Reviewed by Ro
TITLE: The Beauty of the Beast
AUTHOR: Gabbi Grey
PUBLISHER: Self Published
LENGTH: 312 pages
RELEASE DATE: May 15, 2024
BLURB:
Dean
All my life, I dreamed about making the long trip from Australia to Canada to study forestry amid the old-growth stands of the Pacific Northwest. Now here I am, living the dream. Of course, nothing’s perfect. The only housing I can find is renting a room from a grumpy, reclusive guy who doesn’t seem to want me around. I should keep out of his way and focus on my studies, but there’s something about him that keeps drawing me in. I feel less homesick when I’m with him, and maybe I can make a difference for more than just the trees.
Adam
Life as I knew it ended with my horrific accident ten years ago. There’s no point to my existence now, but I can’t seem to stop living, so I hide my battered carcass in my mountain home. There, I can wander from room to room and no one stares, no one laughs, no one even remembers I exist. Until I make the mistake of offering a stranded Aussie a room to rent. It should’ve been a simple favor—two men with our own spaces, ignoring each other. Instead, he’s always close by, and he won’t let me wallow, and what’s worse, I think I’m starting to like that. But there’s no way someone like me can have a future with someone like him. Right?

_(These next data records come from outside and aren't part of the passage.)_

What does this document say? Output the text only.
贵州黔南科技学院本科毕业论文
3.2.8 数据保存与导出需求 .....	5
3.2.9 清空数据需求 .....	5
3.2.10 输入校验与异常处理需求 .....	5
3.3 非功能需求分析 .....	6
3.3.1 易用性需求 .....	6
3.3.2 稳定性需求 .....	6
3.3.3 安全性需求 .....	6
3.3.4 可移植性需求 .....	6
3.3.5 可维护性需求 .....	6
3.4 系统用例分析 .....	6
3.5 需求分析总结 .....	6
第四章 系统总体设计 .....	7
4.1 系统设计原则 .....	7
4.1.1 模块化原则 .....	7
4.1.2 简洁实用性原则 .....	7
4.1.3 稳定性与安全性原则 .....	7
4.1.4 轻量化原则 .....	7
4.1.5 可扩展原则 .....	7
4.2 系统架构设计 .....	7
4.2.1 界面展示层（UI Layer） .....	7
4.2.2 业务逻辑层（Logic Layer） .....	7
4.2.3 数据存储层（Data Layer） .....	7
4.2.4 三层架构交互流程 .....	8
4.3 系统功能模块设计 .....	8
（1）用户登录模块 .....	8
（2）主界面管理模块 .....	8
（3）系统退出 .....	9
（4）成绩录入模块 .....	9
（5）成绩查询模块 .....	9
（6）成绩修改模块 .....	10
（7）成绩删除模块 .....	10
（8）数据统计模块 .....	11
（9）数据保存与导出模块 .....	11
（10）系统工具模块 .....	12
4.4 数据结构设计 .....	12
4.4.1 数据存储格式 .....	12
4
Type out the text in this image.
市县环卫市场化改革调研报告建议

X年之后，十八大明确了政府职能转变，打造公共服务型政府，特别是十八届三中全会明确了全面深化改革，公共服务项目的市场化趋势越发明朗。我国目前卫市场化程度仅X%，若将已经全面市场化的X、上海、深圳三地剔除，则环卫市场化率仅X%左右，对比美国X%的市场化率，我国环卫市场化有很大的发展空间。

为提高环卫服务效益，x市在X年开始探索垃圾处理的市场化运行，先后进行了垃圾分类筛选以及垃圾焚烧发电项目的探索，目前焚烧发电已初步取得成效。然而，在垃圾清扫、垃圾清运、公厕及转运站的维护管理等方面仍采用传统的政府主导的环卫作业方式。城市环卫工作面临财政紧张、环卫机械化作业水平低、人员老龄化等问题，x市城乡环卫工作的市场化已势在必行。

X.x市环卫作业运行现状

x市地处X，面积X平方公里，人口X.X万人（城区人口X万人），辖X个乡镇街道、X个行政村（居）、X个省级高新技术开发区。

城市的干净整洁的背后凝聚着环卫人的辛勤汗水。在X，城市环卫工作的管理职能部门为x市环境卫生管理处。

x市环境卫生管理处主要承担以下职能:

The Beauty of the Beast is a retelling of Beauty and the Beast, set in the wilds of British Columbia, where an Aussie forester a long way from home falls for the untouchable man he shouldn’t want. The novel has moderate angst, a feisty foreigner, and what happens when someone trusts again.
REVIEW:
This book was difficult for me to review, because I loved the first part and then sort of drifted through the rest. Adam is a former high-fashion model who ended up burned and scarred in a fire that took the life of his twin brother. In a tragic twist of fate, his parents both died in a fire on a yacht just months later. So he’s been alone as a recluse, living in a huge castle and not taking care of himself. His money is tied up in a trust that pays out once a year on his birthday so despite being wealthy, for a little bit he’s cash poor. It’s the only reason he agrees to allow Dean, an Australian in Canada for a six months for forestry management, to rent a room in his castle. Dean is relieved because he had a place to stay until the night he arrived, when his prospective landlady pulled the rug out. I admit, regardless of the reason, I was so pissed at her. Luckily, Dean had met Maddox and Ravi, a couple who live on Adam’s street, and Maddox is one of the few people who knows Adam.
Adam sets rules, boundaries, and schedules for sharing the house, and Dean is so respectful about following them. Except Adam himself deviates. It’s been a lonely ten years and he is drawn to Dean. Adam does have a type, burly, brawny gingers, and Dean checks all the boxes. But it’s more than that because Dean is kind, funny, and sweet.
The two begin a very cautious path to friendship, with conversations, dinners, and walks with Chip, Adam’s dog. I love that there is also a cat, Maurice, who Dean starts to think is imaginary because he never sees it, because that’s how one of my cats is if anyone is over. Adam is just existing because he has to take care of Chip.
“At one time, I traveled the world. Now, I never leave my property.” I pointed to my face. “I wasn’t always so hideous. Once upon a time, people didn’t turn in disgust. Children didn’t point. I didn’t hate myself.”
Adam believes the wrong twin died in the accident, which made my heart hurt for him. He also blames himself because he was drunk, so his brother was driving. The fact that it was a drunk driver who t-boned them and caused it all isn’t relevant to him.
With Dean’s support, Adam begins to pull himself together. He goes to counseling, starts seeing people, and maybe begins to care for himself a little more. “I want you to see how hard I’m trying…I want you to be proud of me.”
I loved that. However, the book starts to wander a little. I liked hearing about Dean’s job and his past. But we really don’t get Adam’s past. Yes, we are told his brother and parents died and he was burned. But there is no fill-in of the ten years in between. He mentions a few times the bad things he’s done and that he isn’t a good man, but there is no information as to what that means. What did he do? Why isn’t he good? Is it a blowback from the accident, or was there something else? Because it seems like it. I needed that to make the story fleshed out.